While there is a continuing need to find additional specialists and surgeons to staff our advanced medical facilities, at district and sub-district hospitals the shortage of such professionals is estimated to be as high as 80%. Attempting to fill these vacancies by gradually increasing the number of post-graduate seats in our medical colleges will take years, if not decades. Instead, a large-scale program of focused training and certification at accredited local hospitals of existing doctors who have already bachelor's degrees in surgery and medicine (MBBS) would provide an adequate number of anaesthetists, paediatricians, obstetricians, gynaecologists, and orthopaedic surgeons in relatively short order.
NM: You also mentioned the role of technology? NM: Information technology has transformed industry after industry in India. We know the power of IT. We have seen it change our lives. The cardboard railway ticket is a distant memory, as is the hand-scrawled bank passbook, both now replaced with the most up-to-date computer technology in the world. Yet when we visit hospitals, we still carry fat folders of prescriptions, test results, and X-rays, and our health workers are still required to fill up register after register in long-hand. And, at a time when even small rural cooperative banks supply data to the regulator through an automated data bridge, we still do not use technology to adequately track drug supplies or manage human resources in healthcare. This results in regular stock-outs of essential antibiotics and lifesaving drugs and much confusion in the transfers and postings of nurses and doctors. The use of information technology needs urgent attention and can have a transformative impact on our health system in many different ways. The formalization of Aadhaar and the rapid expansion of data-connectivity offer an unprecedented opportunity to do this.

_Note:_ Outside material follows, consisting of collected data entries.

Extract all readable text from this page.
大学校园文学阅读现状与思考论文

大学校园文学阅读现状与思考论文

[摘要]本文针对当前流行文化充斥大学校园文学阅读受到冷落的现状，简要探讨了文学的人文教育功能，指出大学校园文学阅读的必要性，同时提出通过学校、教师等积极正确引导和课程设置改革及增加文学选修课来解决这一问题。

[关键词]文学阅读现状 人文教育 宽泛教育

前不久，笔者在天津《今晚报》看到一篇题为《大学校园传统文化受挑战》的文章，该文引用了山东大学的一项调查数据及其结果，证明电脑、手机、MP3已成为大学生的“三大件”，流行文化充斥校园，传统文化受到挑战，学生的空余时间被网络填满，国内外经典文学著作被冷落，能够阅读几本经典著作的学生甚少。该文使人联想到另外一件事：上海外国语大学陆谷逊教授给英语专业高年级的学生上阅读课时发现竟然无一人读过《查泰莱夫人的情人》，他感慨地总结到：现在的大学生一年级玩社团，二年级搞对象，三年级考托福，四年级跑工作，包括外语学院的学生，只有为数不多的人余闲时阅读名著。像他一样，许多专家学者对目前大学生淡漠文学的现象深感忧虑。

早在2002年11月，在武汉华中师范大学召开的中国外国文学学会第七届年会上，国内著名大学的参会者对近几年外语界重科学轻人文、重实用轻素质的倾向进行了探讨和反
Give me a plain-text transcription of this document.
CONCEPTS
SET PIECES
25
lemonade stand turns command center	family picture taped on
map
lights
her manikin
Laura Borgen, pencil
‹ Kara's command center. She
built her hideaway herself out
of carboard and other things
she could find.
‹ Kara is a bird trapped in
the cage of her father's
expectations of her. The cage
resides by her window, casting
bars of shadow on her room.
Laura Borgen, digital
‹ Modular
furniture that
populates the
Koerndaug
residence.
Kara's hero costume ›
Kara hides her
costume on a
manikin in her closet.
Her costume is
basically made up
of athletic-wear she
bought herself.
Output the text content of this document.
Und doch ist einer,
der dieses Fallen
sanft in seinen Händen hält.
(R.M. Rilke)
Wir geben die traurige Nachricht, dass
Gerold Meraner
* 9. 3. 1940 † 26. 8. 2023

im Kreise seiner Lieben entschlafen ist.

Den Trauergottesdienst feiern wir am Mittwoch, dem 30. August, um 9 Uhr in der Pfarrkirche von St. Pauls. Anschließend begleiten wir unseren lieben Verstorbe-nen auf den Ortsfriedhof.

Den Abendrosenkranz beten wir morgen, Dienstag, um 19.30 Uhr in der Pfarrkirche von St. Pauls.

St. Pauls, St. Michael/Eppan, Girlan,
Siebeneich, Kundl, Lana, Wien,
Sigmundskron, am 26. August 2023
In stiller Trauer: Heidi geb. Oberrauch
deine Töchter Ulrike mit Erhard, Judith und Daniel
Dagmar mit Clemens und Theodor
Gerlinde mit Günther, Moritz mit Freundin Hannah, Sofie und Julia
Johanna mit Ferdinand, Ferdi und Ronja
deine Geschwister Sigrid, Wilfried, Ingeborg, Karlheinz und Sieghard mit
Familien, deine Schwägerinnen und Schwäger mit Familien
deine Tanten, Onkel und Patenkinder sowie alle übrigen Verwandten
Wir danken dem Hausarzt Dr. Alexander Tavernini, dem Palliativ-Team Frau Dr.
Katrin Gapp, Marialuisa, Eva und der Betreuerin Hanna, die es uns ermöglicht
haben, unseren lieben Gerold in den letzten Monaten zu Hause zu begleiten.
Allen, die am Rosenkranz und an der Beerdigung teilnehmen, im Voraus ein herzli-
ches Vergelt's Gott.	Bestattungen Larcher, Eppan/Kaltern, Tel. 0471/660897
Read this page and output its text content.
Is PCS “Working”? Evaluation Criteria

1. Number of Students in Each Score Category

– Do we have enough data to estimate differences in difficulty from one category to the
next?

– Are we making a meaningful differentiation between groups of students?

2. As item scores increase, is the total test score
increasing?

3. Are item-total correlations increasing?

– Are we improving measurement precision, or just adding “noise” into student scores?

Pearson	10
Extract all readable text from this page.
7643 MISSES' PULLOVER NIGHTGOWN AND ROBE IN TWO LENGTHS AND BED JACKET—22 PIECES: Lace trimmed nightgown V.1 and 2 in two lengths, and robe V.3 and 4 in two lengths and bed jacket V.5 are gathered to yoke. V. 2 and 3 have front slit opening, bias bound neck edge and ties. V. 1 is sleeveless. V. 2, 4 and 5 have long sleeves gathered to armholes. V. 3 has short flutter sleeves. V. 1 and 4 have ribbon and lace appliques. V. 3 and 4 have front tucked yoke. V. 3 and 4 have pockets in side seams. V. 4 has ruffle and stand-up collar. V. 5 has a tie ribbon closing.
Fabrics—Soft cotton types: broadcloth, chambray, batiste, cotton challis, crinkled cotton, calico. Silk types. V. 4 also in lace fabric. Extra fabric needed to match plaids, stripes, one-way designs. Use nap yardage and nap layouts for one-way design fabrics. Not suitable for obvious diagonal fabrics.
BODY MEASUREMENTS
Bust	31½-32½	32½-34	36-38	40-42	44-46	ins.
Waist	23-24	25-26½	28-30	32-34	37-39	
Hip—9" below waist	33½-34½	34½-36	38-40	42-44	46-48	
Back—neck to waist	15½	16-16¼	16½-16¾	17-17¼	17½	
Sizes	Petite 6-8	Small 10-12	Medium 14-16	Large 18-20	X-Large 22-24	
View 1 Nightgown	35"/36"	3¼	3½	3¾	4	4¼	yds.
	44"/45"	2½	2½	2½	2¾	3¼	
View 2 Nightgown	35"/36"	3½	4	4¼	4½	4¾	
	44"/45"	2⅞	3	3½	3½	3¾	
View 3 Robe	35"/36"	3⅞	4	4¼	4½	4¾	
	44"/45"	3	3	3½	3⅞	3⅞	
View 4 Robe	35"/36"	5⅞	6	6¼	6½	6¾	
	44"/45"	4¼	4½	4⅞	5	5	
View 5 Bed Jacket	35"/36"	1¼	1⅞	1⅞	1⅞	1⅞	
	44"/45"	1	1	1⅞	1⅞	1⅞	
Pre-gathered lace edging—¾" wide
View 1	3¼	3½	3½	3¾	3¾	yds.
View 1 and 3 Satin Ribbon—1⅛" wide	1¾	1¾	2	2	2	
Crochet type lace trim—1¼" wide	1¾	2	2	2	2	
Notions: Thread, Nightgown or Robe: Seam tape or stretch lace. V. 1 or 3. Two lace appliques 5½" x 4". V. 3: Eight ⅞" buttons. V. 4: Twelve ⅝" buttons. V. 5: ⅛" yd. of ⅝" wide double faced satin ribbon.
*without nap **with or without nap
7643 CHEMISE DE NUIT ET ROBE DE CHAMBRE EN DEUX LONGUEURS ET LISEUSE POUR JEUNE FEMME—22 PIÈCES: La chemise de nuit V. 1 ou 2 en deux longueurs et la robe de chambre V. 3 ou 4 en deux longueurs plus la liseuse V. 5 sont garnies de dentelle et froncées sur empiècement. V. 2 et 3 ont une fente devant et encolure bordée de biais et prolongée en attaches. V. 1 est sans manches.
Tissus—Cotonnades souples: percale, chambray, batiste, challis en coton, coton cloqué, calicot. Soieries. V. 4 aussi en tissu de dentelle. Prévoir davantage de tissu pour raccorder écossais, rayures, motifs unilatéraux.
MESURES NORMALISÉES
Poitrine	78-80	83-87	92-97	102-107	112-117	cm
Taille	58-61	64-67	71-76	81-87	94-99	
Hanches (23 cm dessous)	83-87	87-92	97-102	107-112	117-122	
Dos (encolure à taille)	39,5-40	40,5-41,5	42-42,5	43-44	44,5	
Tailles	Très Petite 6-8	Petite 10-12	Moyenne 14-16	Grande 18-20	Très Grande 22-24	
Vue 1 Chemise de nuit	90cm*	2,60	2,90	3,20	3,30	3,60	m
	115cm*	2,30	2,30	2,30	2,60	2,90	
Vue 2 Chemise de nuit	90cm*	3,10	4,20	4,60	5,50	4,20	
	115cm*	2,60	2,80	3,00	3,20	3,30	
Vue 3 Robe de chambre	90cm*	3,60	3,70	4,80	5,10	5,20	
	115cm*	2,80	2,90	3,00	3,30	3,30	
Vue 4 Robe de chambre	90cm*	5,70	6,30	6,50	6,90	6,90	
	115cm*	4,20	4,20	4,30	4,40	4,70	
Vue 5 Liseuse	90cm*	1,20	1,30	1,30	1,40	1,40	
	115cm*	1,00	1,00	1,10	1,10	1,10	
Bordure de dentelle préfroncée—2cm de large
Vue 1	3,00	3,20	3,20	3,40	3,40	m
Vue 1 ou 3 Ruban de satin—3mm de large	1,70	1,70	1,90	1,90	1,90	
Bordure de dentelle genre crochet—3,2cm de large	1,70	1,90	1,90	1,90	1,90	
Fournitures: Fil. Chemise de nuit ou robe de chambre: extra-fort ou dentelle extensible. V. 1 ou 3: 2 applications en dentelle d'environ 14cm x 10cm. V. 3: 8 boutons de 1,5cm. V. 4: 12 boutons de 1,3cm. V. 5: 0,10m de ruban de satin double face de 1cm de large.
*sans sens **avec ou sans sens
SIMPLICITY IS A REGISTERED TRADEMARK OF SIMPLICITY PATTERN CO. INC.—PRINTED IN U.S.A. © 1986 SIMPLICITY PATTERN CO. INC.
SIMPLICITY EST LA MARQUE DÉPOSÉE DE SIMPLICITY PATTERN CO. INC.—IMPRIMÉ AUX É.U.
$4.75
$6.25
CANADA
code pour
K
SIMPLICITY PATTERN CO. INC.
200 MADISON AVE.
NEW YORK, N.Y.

NM: Health expenditures are a major driver of poverty, why? NM: Far too many of us are required to pay from our pockets when we visit any type of health facility - this is one of the principal factors that drive families into poverty, and it also deters many people from seeking primary care at all. Other countries have replaced their own broken systems with ones where most or all healthcare is essentially free at the point of service, whether offered by the public or the private sector. It is instead paid for by citizens either contributing more by way of direct taxation or by being required to pay into some form of national health protection scheme. Moving in this direction will require India's government to significantly improve its ability to collect taxes; to allocate substantially higher sums from its budget to health; and to use the national health protection scheme to collect mandatory health-insurance contributions from those who aren't poor. Making these changes is not likely to be easy, but they are at the core of any transformation of the health system, and we will need to find the will to implement them.